Part of Speech Tagger


action names
tagPOS
tagJet
pruneTags

resources required
HMM part-of-speech model
properties
Tags.fileName
annotations required
token
annotations added
constit
tagger

The part-of-speech tagger assigns parts of speech to tokens based on lexical statistics (the frequency with which a word is assigned a given part of speech) and POS bigram statistics (the frequency with which part of speech X is followed by part of speech Y).  Jet provides a tagger file trained on a portion of the part-of-speech tagged Penn TreeBank, although other tagger files can be used.  For previously unseen tokens, statistics for upper-case, lower-case and numeric tokens are used, but no additional morphology information is used.

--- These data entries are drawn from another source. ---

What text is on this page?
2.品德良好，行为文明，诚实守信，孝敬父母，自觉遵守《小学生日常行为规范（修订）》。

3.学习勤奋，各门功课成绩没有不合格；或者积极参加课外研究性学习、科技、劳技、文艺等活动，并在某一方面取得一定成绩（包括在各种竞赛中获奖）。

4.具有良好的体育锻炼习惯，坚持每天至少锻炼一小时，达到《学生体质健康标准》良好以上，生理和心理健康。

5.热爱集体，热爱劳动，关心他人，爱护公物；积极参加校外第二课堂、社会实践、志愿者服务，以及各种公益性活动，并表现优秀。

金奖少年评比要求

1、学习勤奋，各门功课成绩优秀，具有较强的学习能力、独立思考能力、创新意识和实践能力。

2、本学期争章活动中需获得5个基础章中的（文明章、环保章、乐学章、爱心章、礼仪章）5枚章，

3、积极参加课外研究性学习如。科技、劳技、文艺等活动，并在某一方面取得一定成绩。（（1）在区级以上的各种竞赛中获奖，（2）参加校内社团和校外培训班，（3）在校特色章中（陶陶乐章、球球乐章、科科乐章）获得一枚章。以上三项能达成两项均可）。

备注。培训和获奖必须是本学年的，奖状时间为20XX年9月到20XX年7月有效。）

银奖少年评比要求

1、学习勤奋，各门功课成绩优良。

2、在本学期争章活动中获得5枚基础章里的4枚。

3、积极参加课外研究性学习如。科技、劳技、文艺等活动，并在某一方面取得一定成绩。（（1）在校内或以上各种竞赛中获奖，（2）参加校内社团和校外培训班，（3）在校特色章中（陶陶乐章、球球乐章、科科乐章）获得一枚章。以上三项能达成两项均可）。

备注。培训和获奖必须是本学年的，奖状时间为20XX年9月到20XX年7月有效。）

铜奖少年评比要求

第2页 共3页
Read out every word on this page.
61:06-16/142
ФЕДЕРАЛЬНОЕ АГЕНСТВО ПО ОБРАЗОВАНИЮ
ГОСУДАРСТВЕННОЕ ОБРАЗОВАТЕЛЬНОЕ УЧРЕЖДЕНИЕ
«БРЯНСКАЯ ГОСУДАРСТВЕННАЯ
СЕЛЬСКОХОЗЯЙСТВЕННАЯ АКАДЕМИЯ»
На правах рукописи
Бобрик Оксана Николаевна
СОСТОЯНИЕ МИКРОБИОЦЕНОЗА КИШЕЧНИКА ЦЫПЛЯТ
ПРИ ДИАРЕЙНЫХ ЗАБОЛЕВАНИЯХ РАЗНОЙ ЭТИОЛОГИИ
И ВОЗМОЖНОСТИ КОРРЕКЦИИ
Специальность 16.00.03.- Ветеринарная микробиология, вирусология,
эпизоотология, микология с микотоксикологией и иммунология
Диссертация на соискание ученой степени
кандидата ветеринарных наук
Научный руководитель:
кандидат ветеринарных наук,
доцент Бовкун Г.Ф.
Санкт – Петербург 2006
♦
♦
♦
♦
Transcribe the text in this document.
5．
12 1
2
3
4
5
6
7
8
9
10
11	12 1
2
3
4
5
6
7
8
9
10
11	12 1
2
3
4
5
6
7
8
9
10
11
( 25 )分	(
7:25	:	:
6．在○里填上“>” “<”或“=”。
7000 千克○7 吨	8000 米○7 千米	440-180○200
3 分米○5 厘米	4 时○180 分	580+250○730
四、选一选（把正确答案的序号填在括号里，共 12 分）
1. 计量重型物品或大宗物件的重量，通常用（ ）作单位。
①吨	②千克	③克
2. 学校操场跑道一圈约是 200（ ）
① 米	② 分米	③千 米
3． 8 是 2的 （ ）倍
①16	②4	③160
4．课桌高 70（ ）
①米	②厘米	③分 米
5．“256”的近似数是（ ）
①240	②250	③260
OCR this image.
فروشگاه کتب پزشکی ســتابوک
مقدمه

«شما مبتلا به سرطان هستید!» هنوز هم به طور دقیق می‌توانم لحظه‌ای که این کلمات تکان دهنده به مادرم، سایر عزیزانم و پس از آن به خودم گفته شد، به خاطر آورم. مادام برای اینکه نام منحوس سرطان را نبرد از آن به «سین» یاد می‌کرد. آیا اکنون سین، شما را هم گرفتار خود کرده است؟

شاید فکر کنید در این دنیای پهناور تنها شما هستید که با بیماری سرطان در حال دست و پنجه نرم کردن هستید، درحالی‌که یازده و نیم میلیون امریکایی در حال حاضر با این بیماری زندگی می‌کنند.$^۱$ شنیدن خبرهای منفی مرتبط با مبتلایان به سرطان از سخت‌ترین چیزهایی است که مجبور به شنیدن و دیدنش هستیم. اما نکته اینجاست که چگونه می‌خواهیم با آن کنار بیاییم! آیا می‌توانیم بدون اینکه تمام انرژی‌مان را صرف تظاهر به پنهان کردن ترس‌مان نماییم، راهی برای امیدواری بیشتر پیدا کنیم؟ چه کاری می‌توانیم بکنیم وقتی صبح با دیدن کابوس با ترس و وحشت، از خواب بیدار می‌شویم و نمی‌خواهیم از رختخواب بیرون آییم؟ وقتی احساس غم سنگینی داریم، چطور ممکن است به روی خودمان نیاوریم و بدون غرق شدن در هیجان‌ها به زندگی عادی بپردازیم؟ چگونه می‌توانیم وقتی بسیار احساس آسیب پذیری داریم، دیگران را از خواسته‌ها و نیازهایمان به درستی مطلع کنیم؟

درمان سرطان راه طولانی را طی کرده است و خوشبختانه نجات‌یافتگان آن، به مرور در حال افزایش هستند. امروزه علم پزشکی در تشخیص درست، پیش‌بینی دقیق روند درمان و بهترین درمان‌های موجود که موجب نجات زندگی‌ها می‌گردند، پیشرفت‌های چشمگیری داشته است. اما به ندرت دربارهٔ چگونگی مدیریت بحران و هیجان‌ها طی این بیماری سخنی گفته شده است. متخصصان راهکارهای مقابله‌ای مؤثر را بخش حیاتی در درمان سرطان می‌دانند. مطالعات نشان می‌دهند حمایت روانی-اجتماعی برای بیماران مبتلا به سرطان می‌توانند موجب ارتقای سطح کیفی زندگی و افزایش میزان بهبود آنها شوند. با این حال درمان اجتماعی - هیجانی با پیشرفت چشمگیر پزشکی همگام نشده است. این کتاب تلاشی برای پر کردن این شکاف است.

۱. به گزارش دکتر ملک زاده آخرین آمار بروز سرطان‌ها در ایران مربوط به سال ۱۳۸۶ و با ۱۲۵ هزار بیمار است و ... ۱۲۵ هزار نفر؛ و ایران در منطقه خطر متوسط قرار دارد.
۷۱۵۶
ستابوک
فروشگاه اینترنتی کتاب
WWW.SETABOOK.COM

The part-of-speech taggers are trained from Version II of the Penn Tree Bank, and therefore are based on the tag set used by the tree bank.  However, the patterns and lexicons in Jet generally use a more standard set of word categories and attributes, in which, for example, NN and NNS are represented by [cat=noun number=singular] and [cat=noun number=plural].  The annotation actions provided in Jet allow you to use either the Penn categories or Jet categories:
 
tagPOS Assigns annotations of type constit to each token, with feature cat corresponding to the Penn part-of-speech tag.
tagJet First assigns annotations of type tagger to each token, with feature cat corresponding to the Penn part-of-speech tag. Then (using the tagger annotations) assigns annotations of type constit to each token, with features cat and number corresponding to the Jet part-of-speech encoding.
pruneTags This action assumes that the tokens have already been assigned constit annotations by dictionary look-up, using the Jet part-of-speech;  words with several parts of speech will have been assigned several such annotations.  pruneTags uses the HMM tagger to select the determine the most likely part-of-speech P of the word in context, and removes all constit annotations except those corresponding to P.  This makes it possible to use the additional information provided by the lexicon (base word forms, syntactic and semantic features, predicate-argument structures) while still retaining the benefit (one part-of-speech per word) of the tagger.  It also provides more accurate tagging of words in the lexicon but not known to the statistical tagger.

Like tagJet, pruneTags first assigns annotations of type tagger to each token, with feature cat corresponding to the Penn part-of-speech tag;  it then uses these annotations to guide the pruning of the constit annotations.